日本科学未来館で「AIスーツケース」を体験。想像以上に頼もしい存在だった

“見えなくても、スーツケース型のロボットが目的地まで安全に誘導してくれる”——「AIスーツケース」は、そんな世界の実現をめざす視覚障がい者向けの移動支援モビリティだ。

IBMとアルプスアルパイン、オムロン、清水建設の4社で構成される一般社団法人次世代移動支援技術開発コンソーシアムが、日本科学未来館などと実証実験を進めている。

2023年9月に日本科学未来館で実施されたデモを体験してみた。

「AIスーツケース」は、市販のスーツケースをベースに開発されたロボット。内部にはPCやモーター、バッテリーが詰め込まれ、周囲の状況を認識するためのセンサー類も搭載されている。

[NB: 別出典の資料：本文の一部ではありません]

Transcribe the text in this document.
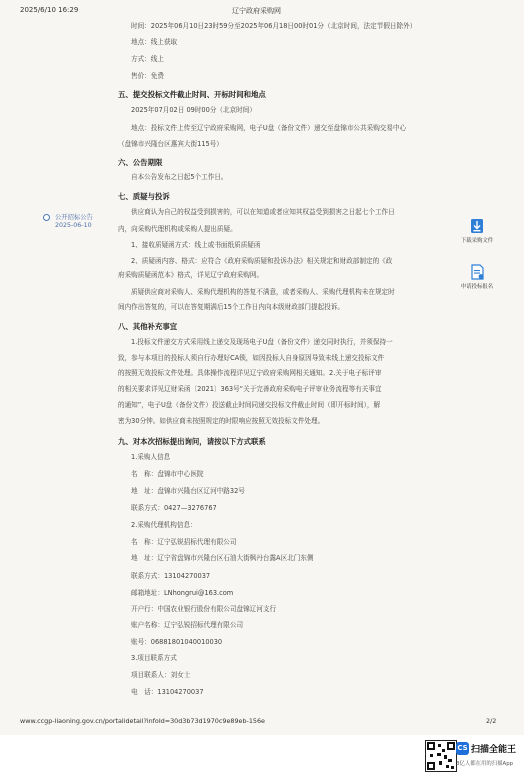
2025/6/10 16:29	辽宁政府采购网
时间：2025年06月10日23时59分至2025年06月18日00时01分（北京时间，法定节假日除外）
地点：线上获取
方式：线上
售价：免费
五、提交投标文件截止时间、开标时间和地点
2025年07月02日 09时00分（北京时间）
地点：投标文件上传至辽宁政府采购网，电子U盘（备份文件）递交至盘锦市公共采购交易中心
（盘锦市兴隆台区惠宾大街115号）
六、公告期限
自本公告发布之日起5个工作日。
七、质疑与投诉
供应商认为自己的权益受到损害的，可以在知道或者应知其权益受到损害之日起七个工作日
内，向采购代理机构或采购人提出质疑。
1、接收质疑函方式：线上或书面纸质质疑函
2、质疑函内容、格式：应符合《政府采购质疑和投诉办法》相关规定和财政部制定的《政
府采购质疑函范本》格式，详见辽宁政府采购网。
质疑供应商对采购人、采购代理机构的答复不满意，或者采购人、采购代理机构未在规定时
间内作出答复的，可以在答复期满后15个工作日内向本级财政部门提起投诉。
八、其他补充事宜
1.投标文件递交方式采用线上递交及现场电子U盘（备份文件）递交同时执行，并须保持一
致，参与本项目的投标人须自行办理好CA锁，如因投标人自身原因导致未线上递交投标文件
的按照无效投标文件处理。具体操作流程详见辽宁政府采购网相关通知。2.关于电子标评审
的相关要求详见辽财采函〔2021〕363号“关于完善政府采购电子评审业务流程等有关事宜
的通知”，电子U盘（备份文件）投送截止时间同递交投标文件截止时间（即开标时间），解
密为30分钟。如供应商未按照规定的时限响应按照无效投标文件处理。
九、对本次招标提出询问，请按以下方式联系
1.采购人信息
名　称：盘锦市中心医院
地　址：盘锦市兴隆台区辽河中路32号
联系方式：0427—3276767
2.采购代理机构信息：
名　称：辽宁弘锐招标代理有限公司
地　址：辽宁省盘锦市兴隆台区石油大街枫丹台露A区北门东侧
联系方式：13104270037
邮箱地址：LNhongrui@163.com
开户行：中国农业银行股份有限公司盘锦辽河支行
账户名称：辽宁弘锐招标代理有限公司
账号：06881801040010030
3.项目联系方式
项目联系人：刘女士
电　话：13104270037
公开招标公告
2025-06-10
下载采购文件
申请投标报名
www.ccgp-liaoning.gov.cn/portalidetail?infoId=30d3b73d1970c9e89eb-156e	2/2
CS 扫描全能王
3亿人都在用的扫描App
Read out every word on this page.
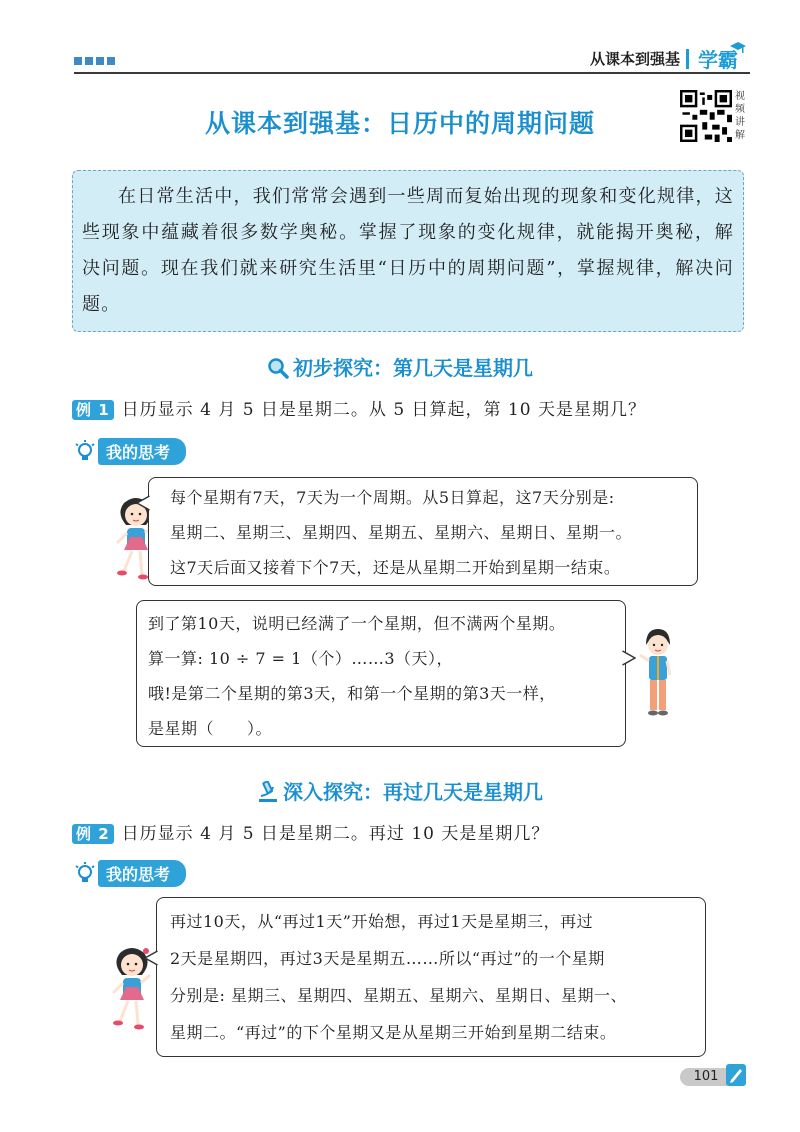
从课本到强基 学霸
从课本到强基：日历中的周期问题
视频讲解
在日常生活中，我们常常会遇到一些周而复始出现的现象和变化规律，这些现象中蕴藏着很多数学奥秘。掌握了现象的变化规律，就能揭开奥秘，解决问题。现在我们就来研究生活里“日历中的周期问题”，掌握规律，解决问题。
初步探究：第几天是星期几
例 1 日历显示 4 月 5 日是星期二。从 5 日算起，第 10 天是星期几？
我的思考
每个星期有7天，7天为一个周期。从5日算起，这7天分别是:
星期二、星期三、星期四、星期五、星期六、星期日、星期一。
这7天后面又接着下个7天，还是从星期二开始到星期一结束。
到了第10天，说明已经满了一个星期，但不满两个星期。
算一算: 10 ÷ 7 = 1（个）……3（天），
哦!是第二个星期的第3天，和第一个星期的第3天一样，
是星期（　　）。
深入探究：再过几天是星期几
例 2 日历显示 4 月 5 日是星期二。再过 10 天是星期几？
我的思考
再过10天，从“再过1天”开始想，再过1天是星期三，再过
2天是星期四，再过3天是星期五……所以“再过”的一个星期
分别是: 星期三、星期四、星期五、星期六、星期日、星期一、
星期二。“再过”的下个星期又是从星期三开始到星期二结束。
101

利用時は、音声で指示を行ったりガイダンスを聞いたりするためのネックスピーカーを装着。今回は、館内にあるマイボトル用給水器を行き先として指定した。

スマホ経由で行き先を行き先を音声入力すると、スピーカーに「わかりました。マイボトル用給水器に向かいます」と音声が流れる。

ハンドル部分のボタンを押すとスーツケースが動き出すので、あとはスーツケースの誘導にしたがってやや後ろをついていけばよい。前方を人が横切った場合にはそれを感知して静止。人がいなくなると再び動き出す。

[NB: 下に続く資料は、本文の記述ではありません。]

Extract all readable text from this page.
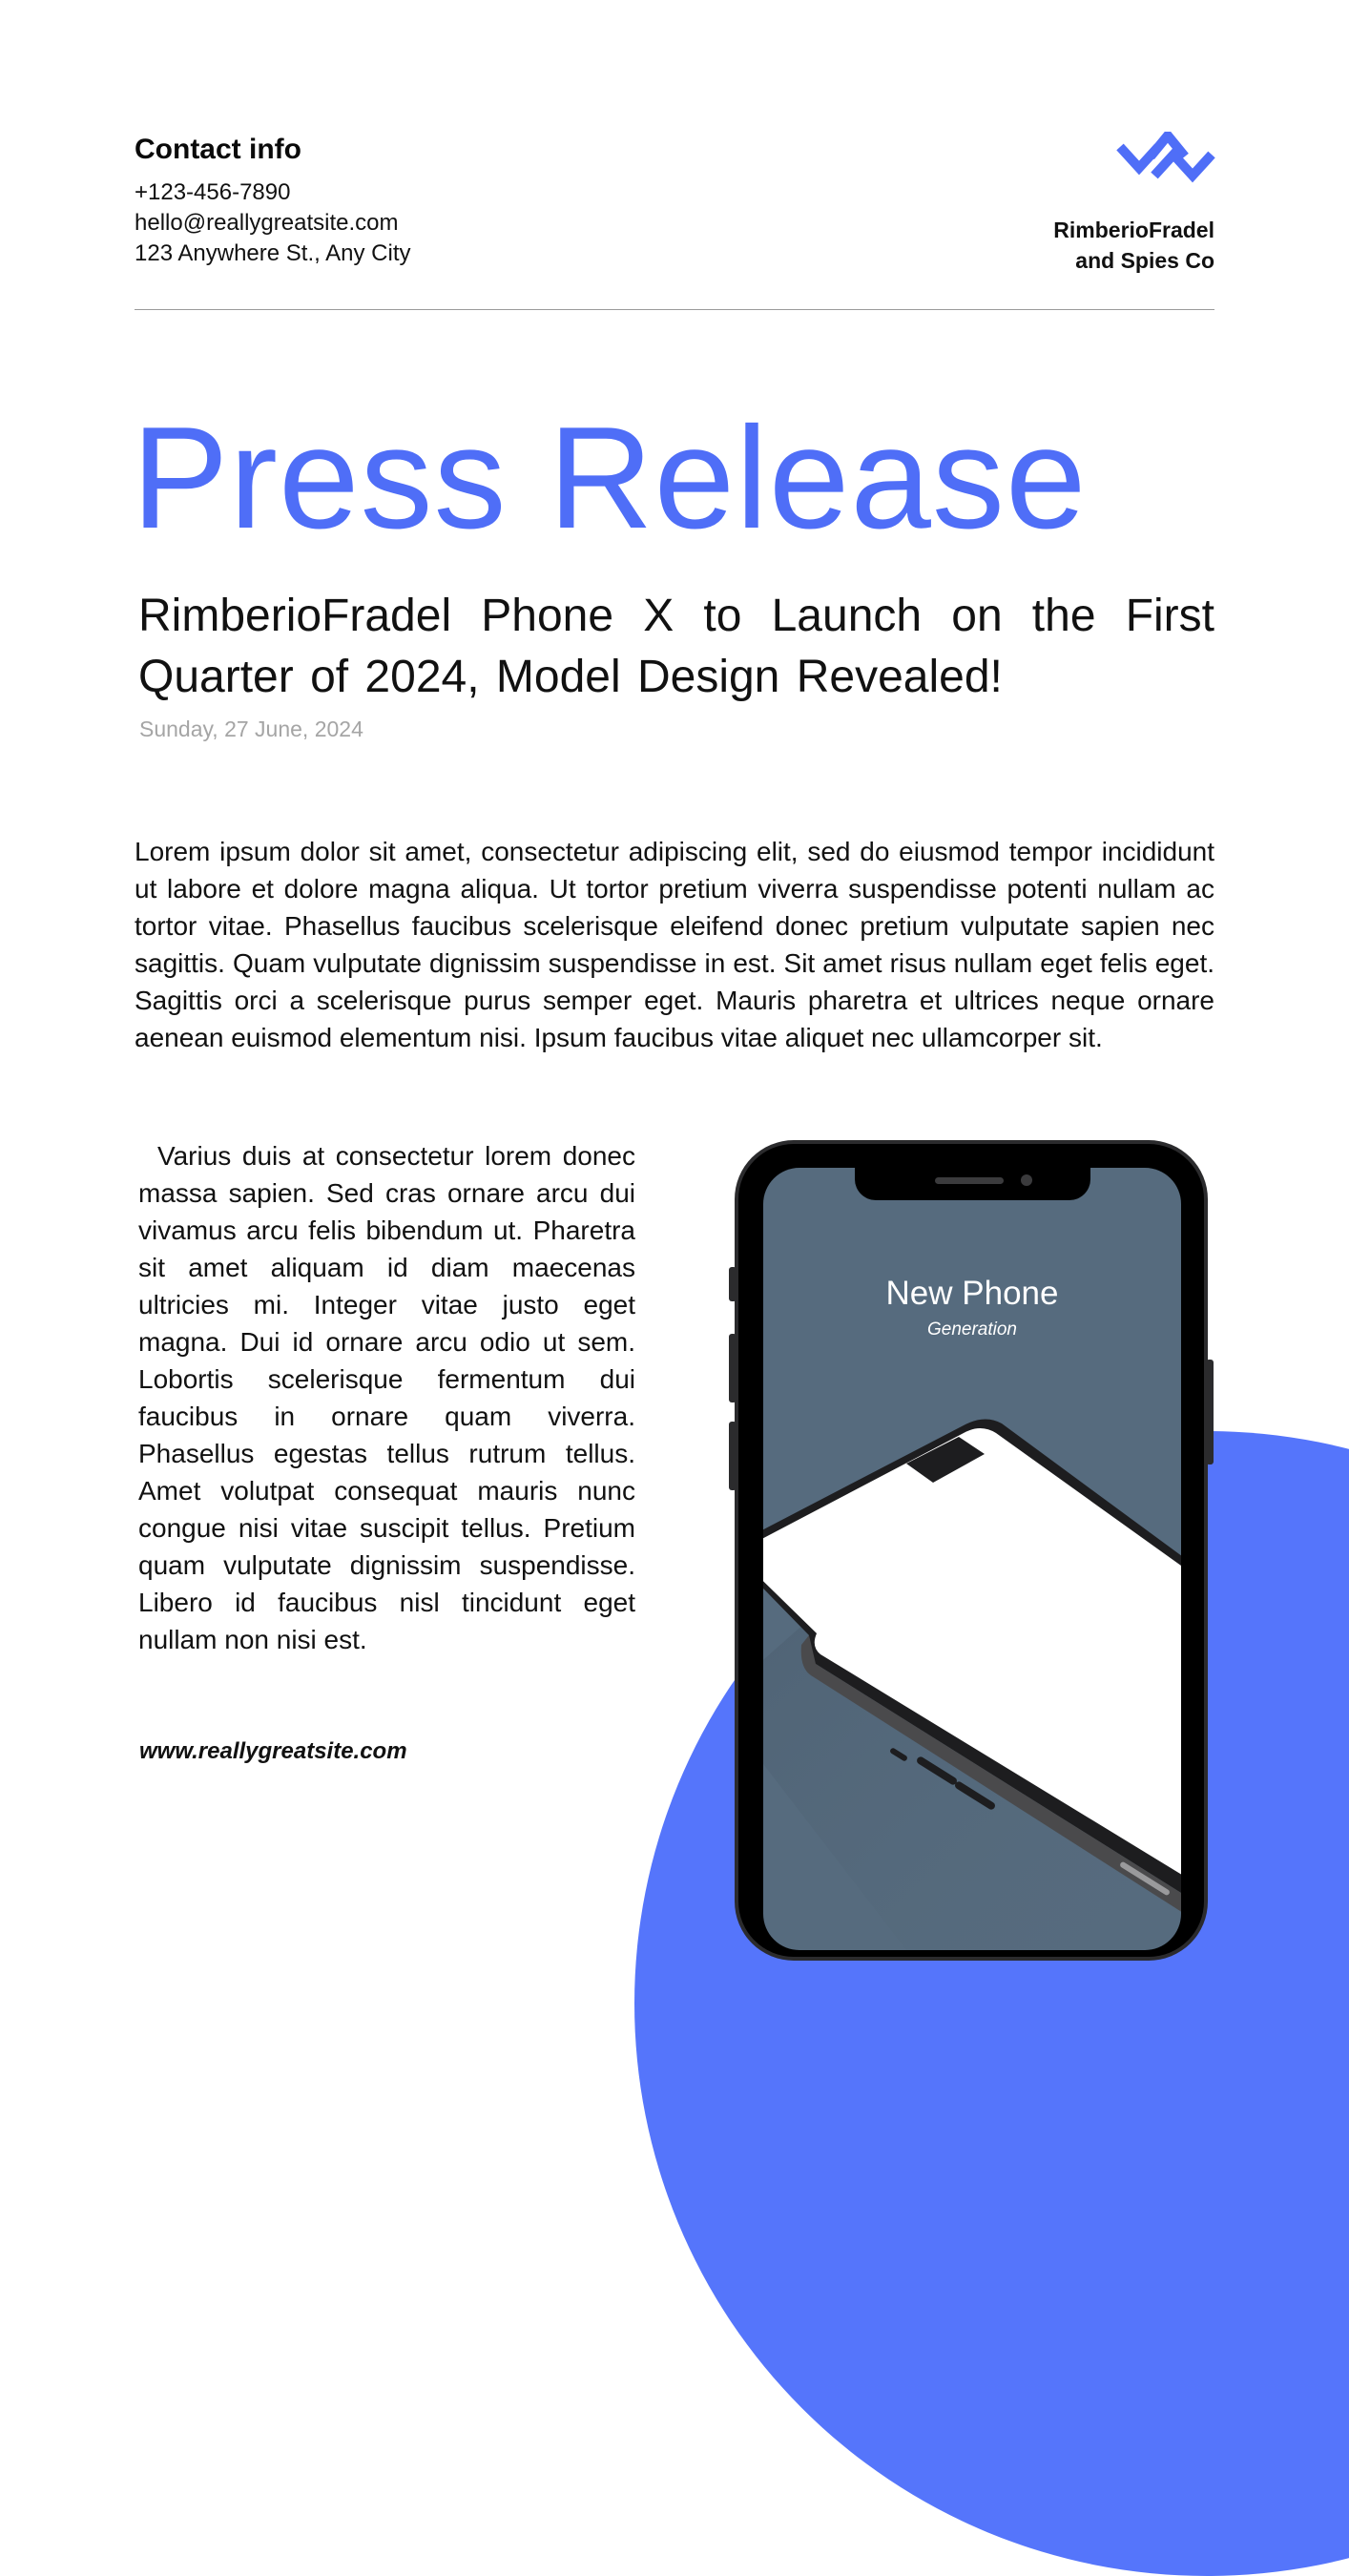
Contact info
+123-456-7890
hello@reallygreatsite.com
123 Anywhere St., Any City
RimberioFradel
and Spies Co
Press Release
RimberioFradel Phone X to Launch on the First Quarter of 2024, Model Design Revealed!
Sunday, 27 June, 2024
Lorem ipsum dolor sit amet, consectetur adipiscing elit, sed do eiusmod tempor incididunt ut labore et dolore magna aliqua. Ut tortor pretium viverra suspendisse potenti nullam ac tortor vitae. Phasellus faucibus scelerisque eleifend donec pretium vulputate sapien nec sagittis. Quam vulputate dignissim suspendisse in est. Sit amet risus nullam eget felis eget. Sagittis orci a scelerisque purus semper eget. Mauris pharetra et ultrices neque ornare aenean euismod elementum nisi. Ipsum faucibus vitae aliquet nec ullamcorper sit.
Varius duis at consectetur lorem donec massa sapien. Sed cras ornare arcu dui vivamus arcu felis bibendum ut. Pharetra sit amet aliquam id diam maecenas ultricies mi. Integer vitae justo eget magna. Dui id ornare arcu odio ut sem. Lobortis scelerisque fermentum dui faucibus in ornare quam viverra. Phasellus egestas tellus rutrum tellus. Amet volutpat consequat mauris nunc congue nisi vitae suscipit tellus. Pretium quam vulputate dignissim suspendisse. Libero id faucibus nisl tincidunt eget nullam non nisi est.
www.reallygreatsite.com
New Phone
Generation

目的時に到着すると、「マイボトル給水器に到着しました。給水器は壁に設置されています…」の音声が流れ、さらに、関連した情報として同館の環境保護の取り組みなどのガイダンスも流れる。単なる道案内だけでなく、施設の案内も兼ねているわけだ。

再びボタンを押して、出発地点に戻りたい旨を音声で指示。帰路は、係員の人に勧められて目を閉じて歩いてみた。

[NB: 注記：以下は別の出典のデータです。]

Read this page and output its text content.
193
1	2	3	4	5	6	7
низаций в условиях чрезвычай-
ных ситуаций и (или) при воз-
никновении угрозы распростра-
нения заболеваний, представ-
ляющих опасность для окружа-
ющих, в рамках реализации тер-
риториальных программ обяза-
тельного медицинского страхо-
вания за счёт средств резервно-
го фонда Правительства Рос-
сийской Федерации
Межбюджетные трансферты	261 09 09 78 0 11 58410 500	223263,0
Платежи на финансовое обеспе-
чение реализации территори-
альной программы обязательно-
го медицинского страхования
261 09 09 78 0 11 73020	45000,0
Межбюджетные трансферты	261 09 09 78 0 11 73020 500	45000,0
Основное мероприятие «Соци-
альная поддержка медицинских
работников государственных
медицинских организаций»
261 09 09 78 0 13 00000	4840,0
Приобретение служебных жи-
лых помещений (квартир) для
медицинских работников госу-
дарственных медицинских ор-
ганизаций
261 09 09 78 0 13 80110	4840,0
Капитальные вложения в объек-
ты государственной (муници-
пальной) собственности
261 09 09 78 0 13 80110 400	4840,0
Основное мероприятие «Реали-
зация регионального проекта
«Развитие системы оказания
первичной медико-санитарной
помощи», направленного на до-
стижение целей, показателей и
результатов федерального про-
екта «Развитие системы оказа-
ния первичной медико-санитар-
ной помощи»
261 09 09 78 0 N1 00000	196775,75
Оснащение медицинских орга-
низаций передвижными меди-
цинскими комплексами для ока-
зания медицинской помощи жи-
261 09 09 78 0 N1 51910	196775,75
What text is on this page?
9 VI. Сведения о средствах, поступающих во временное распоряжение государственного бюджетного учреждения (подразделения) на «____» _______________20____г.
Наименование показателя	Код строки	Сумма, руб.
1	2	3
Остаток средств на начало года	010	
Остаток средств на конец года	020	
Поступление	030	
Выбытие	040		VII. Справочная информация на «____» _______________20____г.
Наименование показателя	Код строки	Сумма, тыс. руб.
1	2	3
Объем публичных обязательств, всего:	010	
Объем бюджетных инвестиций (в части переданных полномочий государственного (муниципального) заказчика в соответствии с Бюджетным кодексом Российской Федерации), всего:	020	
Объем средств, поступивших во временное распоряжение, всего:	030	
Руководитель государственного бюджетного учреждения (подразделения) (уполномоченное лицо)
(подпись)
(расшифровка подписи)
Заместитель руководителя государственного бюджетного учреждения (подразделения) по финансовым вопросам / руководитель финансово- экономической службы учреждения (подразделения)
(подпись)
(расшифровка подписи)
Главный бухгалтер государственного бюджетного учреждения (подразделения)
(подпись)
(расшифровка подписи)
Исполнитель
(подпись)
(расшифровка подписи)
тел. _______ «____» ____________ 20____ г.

途中で人の多いエントランスに出たことが周囲のざわめきでわかるが、人がいればぶつかる前に止まることがわかっているので、そこまで大きな不安はない。さらに、曲がるときには進行方向側のハンドル側面が振動するので、方向転換も戸惑わずに行える。

もっと恐る恐る歩くことになるかと思っていたが、想像していた以上に“頼もしさ”があった。今回体験したのは館内でのデモだったが、屋外での実証も進めているとのことだ。